Ces dernières semaines, avant même son entrée en fonction, Donald Trump a également mis en avant des velléités expansionnistes. Il a notamment déclaré à maintes reprises vouloir s’emparer du Groenland, territoire autonome rattaché au Danemark, pays membre de l’UE. Un souhait qu’il a de nouveau répété en marge de son investiture, lundi soir. Autre demande régulière du président américain : la reprise par les Américains du contrôle du canal du Panama. Un souhait contesté par les autorités du pays.

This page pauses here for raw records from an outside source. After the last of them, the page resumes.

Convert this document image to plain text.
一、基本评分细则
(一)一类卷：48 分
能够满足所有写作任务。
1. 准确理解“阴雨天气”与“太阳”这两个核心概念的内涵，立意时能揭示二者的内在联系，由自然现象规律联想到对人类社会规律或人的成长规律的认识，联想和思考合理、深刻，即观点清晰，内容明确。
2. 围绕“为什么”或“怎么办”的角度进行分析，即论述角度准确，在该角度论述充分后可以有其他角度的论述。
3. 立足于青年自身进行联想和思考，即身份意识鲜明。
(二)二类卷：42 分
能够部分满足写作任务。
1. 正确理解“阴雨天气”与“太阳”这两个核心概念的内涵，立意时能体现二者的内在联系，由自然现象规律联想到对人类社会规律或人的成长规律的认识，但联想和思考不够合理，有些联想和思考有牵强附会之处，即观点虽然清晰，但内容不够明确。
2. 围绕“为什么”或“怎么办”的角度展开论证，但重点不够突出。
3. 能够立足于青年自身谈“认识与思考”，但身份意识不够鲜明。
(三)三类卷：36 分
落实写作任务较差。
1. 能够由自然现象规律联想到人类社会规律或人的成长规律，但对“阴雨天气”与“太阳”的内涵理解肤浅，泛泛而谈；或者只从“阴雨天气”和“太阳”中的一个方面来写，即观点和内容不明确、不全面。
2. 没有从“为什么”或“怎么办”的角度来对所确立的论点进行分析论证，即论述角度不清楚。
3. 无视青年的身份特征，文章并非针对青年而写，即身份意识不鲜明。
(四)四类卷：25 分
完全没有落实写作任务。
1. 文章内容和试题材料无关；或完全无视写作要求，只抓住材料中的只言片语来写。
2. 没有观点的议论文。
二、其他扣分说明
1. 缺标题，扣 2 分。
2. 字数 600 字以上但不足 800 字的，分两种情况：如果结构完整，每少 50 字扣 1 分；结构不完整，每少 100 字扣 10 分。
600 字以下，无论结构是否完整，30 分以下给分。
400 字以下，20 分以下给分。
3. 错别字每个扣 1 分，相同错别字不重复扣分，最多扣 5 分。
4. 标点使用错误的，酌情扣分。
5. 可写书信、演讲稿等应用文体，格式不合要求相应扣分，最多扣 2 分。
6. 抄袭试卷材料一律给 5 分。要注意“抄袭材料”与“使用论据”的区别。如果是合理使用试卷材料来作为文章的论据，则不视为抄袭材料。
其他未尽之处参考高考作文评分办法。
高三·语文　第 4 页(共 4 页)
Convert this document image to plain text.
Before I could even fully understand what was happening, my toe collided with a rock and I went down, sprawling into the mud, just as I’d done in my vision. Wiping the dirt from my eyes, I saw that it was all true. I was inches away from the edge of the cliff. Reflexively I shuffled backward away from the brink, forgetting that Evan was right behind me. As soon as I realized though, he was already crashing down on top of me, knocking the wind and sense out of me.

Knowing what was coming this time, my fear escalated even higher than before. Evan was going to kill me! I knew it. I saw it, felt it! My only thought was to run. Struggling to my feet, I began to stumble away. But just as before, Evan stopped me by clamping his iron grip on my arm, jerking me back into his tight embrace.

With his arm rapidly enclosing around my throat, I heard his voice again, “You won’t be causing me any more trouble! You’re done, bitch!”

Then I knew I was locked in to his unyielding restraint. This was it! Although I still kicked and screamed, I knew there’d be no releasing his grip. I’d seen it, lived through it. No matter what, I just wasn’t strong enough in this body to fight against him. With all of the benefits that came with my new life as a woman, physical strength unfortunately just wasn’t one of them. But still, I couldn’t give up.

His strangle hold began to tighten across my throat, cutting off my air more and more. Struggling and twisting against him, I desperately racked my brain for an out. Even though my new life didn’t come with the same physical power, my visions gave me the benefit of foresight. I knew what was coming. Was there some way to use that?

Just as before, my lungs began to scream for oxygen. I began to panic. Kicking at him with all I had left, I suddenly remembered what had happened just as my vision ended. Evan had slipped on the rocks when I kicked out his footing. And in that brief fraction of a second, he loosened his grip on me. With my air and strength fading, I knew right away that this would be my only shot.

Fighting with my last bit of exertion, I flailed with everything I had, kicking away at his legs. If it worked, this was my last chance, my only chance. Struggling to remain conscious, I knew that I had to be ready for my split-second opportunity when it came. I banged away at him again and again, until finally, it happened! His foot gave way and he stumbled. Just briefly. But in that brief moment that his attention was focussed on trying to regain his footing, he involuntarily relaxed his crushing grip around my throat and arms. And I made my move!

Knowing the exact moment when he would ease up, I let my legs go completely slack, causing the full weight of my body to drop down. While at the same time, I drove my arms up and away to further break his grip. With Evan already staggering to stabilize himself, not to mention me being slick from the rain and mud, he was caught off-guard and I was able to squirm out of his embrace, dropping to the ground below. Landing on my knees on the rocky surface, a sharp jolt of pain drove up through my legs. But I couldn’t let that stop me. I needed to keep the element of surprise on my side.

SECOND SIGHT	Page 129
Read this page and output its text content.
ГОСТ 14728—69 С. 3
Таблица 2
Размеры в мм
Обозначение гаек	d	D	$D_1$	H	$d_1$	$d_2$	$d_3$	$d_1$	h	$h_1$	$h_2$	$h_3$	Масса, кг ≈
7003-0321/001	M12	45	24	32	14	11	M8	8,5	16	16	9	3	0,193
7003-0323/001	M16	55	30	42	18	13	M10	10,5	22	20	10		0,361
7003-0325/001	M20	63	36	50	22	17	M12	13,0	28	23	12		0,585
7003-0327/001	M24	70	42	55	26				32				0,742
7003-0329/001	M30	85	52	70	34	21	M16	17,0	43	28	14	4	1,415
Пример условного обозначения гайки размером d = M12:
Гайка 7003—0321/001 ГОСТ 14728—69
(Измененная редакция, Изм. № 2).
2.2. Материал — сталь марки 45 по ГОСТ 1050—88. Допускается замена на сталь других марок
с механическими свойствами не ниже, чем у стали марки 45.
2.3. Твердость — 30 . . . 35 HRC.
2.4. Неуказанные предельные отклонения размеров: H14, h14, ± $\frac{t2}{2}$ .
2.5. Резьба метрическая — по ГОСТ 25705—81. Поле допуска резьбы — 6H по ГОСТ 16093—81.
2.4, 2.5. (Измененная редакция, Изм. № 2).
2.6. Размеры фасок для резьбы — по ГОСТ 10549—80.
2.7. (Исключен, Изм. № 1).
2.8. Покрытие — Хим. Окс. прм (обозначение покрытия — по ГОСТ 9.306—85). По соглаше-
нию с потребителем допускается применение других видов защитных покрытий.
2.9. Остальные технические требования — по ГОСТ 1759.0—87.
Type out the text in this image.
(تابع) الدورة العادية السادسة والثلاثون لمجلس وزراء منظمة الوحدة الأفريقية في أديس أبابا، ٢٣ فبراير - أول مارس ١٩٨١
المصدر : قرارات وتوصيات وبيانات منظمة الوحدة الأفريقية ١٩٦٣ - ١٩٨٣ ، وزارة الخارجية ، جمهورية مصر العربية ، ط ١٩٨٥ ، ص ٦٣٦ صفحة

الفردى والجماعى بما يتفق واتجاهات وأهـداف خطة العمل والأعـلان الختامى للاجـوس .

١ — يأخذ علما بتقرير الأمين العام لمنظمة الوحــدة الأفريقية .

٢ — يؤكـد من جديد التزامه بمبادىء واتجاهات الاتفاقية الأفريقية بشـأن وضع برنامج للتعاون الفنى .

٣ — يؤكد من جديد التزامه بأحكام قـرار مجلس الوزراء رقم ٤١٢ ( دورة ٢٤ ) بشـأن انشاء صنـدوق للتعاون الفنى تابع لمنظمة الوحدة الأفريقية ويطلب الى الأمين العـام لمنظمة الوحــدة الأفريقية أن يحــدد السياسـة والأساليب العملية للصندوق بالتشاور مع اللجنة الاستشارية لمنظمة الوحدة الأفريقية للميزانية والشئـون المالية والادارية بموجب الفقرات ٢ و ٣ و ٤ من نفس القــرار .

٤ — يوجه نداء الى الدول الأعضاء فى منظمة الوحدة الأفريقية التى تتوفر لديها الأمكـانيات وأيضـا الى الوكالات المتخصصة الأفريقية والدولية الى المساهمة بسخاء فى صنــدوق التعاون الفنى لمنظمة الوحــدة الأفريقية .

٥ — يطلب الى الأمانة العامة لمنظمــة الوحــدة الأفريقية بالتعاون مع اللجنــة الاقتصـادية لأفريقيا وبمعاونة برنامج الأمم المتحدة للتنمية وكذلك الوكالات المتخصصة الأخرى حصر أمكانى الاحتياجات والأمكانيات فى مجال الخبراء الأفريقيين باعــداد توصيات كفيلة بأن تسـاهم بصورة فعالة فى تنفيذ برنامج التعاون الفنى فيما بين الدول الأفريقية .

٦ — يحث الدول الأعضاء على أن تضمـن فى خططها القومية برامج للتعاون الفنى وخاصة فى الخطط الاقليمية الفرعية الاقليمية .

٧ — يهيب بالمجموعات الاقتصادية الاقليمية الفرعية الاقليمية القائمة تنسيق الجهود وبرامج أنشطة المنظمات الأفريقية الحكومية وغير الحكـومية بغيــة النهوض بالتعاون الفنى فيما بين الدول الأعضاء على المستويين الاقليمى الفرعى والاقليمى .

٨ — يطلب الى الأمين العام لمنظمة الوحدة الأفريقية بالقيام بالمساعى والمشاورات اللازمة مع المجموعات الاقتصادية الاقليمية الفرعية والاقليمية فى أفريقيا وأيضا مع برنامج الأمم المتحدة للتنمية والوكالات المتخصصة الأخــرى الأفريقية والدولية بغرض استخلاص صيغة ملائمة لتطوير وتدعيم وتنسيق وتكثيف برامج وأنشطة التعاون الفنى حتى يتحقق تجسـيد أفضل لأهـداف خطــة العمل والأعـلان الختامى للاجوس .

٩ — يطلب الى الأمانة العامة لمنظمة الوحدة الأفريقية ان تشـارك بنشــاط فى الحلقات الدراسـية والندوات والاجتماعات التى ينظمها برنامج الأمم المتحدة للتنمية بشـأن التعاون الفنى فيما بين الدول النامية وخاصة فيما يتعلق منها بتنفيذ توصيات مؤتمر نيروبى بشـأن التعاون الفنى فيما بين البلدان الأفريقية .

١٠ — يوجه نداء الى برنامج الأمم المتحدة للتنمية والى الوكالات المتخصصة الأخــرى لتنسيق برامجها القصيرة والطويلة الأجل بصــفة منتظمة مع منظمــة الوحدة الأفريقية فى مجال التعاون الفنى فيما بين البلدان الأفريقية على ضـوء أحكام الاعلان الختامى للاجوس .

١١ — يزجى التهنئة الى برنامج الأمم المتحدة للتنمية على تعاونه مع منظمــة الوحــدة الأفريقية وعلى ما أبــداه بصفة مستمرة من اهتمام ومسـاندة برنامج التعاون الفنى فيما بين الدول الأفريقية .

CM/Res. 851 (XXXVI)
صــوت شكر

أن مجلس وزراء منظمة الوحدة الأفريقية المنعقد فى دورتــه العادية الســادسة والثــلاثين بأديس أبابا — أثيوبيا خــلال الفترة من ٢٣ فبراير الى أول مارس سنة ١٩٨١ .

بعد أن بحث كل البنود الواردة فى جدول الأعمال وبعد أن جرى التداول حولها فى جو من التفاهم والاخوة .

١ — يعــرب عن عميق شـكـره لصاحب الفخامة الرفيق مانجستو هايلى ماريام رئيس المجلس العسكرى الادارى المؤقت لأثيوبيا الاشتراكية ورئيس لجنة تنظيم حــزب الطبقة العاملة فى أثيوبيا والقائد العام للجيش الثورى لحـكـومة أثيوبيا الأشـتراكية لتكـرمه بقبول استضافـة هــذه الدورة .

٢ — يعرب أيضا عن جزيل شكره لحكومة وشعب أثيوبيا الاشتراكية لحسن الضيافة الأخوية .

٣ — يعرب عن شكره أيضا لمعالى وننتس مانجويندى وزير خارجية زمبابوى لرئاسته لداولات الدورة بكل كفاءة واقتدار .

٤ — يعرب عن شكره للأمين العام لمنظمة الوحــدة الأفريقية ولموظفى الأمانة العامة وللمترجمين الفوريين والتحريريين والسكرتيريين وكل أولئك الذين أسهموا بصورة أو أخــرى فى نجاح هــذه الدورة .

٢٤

Cette posture, inscrite dans la logique de l’America first du président américain, est toutefois à relativiser selon Pierre Bourgois, maître de conférences en science politique, auteur de « Le néoconservatisme américain » (ed. PUF). « Si on prend la question du multilatéralisme, on n’a pas attendu Donald Trump pour avoir une Amérique qui agit de manière unilatérale, qui défend ses intérêts. Je dirais même que c’est l’histoire des États-Unis. […] Là où il y a une vraie différence, c’est dans la relation américaine aux alliés traditionnels », décrypte le chercheur, interrogé dans la matinale de Public Sénat.